11/29() 14時

「忙しいところ呼びつけてすまないな」
「いえ、問題無く仕事は進んでいるので大丈夫ですよ」
「そうか」

 相変わらず書類の山には囲まれているものの、今日は比較的にスムーズな進行ができていた。そのせいもあって、あまり家に居ることのない父を待たせずに済んだのは幸いだった。

「実は、この後すぐにまた、島を出なければならなくなったのだ」
「そうなのですね……ですが、お仕事ですから仕方がありません」

 そう、忙しいのはいつものこと。ならば、父が安心して仕事ができるよう、私が頑張るだけ。

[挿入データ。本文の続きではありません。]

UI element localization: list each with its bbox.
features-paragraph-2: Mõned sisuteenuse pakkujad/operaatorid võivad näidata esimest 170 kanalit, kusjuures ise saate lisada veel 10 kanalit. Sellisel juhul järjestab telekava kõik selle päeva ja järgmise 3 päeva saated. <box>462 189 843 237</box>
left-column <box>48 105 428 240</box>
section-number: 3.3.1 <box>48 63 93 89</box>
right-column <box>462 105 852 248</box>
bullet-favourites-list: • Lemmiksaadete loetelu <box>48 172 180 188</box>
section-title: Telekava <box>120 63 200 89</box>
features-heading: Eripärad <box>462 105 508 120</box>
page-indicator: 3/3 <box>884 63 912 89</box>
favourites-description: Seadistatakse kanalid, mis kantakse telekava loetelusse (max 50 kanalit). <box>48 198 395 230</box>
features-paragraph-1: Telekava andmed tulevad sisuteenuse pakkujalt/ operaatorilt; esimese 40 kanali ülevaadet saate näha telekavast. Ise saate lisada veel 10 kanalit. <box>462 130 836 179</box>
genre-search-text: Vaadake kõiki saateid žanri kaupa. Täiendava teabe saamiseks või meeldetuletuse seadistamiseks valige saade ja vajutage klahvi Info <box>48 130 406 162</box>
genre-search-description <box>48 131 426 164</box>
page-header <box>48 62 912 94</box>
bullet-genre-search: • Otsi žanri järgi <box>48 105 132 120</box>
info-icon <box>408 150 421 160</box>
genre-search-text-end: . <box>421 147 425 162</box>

「明日、転入生が来ることになっているのは知っているな?」
「はい、把握しています」
「だが私は、さっきも言ったとおり留守にしなければならない。すまないが、転入生へ一通りの説明などを、私の代わりに頼みたいのだ」
「わかりました」
「転入にあたり、事前に頼んでおいたことについては、何も問題はないか?」
「はい。従妹の藤白さんが一葉荘に移って下さいましたから」
「であれば心配はいらないか」
「説明の件も、きちんと対処しておきます」
「うむ、頼むぞ」
「はい」

 ただ……特別な問題があるわけではないけれど、一葉荘のメンバーのことを考えると、学園についての説明以外にもしなければいけないことがありそう……。
 だとするならば、口頭での説明では漏れがあるかもしれないし、紙での資料をまとめておいた方が良さそうね……。

「……用事は、その件についてのみですか?」
「ああそうだが、やはりまだ結構な仕事が残っているのか?」
「今日は特別……というわけではありません。仕事の量はいつも通りですね。ただ、その転入生に説明漏れの無いよう、資料を作っておこうと思いましたので」
「なるほど。代わりを任せている身の私がいうのもなんだが、あまり根を詰めすぎないようにな」
「はい、ほどよく息抜きはしていますよ」
「そうか」

 お部屋に行けばあの子たちが待っていて、その顔を一目見るだけで、いつも沢山の元気をもらえているのだから。

「ところで、出発は何時なのですか?」
「あと15分もしたら空港に向かわねばならん」
「そうですか……でしたら、準備もあるでしょうから私はこれで戻りますね」
「ああ、待ってくれ。遥月」
「はい?」
「その……聞きたいことがあるのだが」
「なんでしょうか?」

 どことなく余所余所しさを感じたのは気のせいだろうか。先程までの仕事の顔とは違う、別の何かが一瞬見えた気もしたし。

 「恋人はいるのか?」
 「……はい?」

 えっと……えっ?

 「だから、恋人はいるのか?」
 「…………」

 どういうこと? さっきまでの会話は事務的なものだけで、それが終わってもすぐすぐ出かけなければいけないというこの状況で一体……。

 「やはり、父親にこういうことは話しづらいか?」
 「い、いえ、そういうわけでは」

 いけない。このままでは恋人がいることをまるで口籠もっているかのように見られてしまう。けれど、質問の意図が分からないままでは……。

 「……そういう方はいません」
 「そうか……。ちなみに、だが……欲しいとは思わないのか?」
 「……」

 お父様の真意がやっぱり分からない。ただ、欲しいのかと言われると……。

 「……そういう余裕もありませんので」

 そうとしか答えられない。私の中にその問いの答えは見つからなかったから。実際に余裕がないのは間違いないのだから、嘘はついていないけれど。

 「そうか。突然すまなかったな」
 「い、いえ」
 「では行ってくる」
 「はい、お気をつけて」
 「分かった」

 慌ただしく部屋を出て行く父の表情も背中も、仕事に厳しいいつものそれと変わりが無かった。ただ単に、興味本位で聞いてきただけなのだろうか。
 それとも……。




11/30(月) 12時40分

 『2年3組の高村敦也さん。
 至急生徒会室へ向かって下さい。繰り返します――』

 放送部の方がお仕事をしてくれたので、次は私の番ね。
 昨日の事は、昨日の事。父がしてきた質問の真意は、まだ気になるけれど。
 転入生である彼の学園での生活が、なんの憂いもなく楽しんでもらえるよう、しっかりと説明をして……。

 「学園生活での楽しみ……」

 恋愛も、学園生活を楽しむという意味では普通にあることなのだろうけれど……って、いけないいけない。気持ちを切り替えなければ、説明に抜けが出てしまう。そうなってしまったら、迷うのは彼なのだから。
 私は生徒会長として……そして、理事長代理として、しっかりとお仕事をこなさなければ。

 ――コンコン。

 「はい」

 『えっと……高村敦也です。
 呼び出しがあって来たんですが』

 ……落ち着いて、いつもどおりに。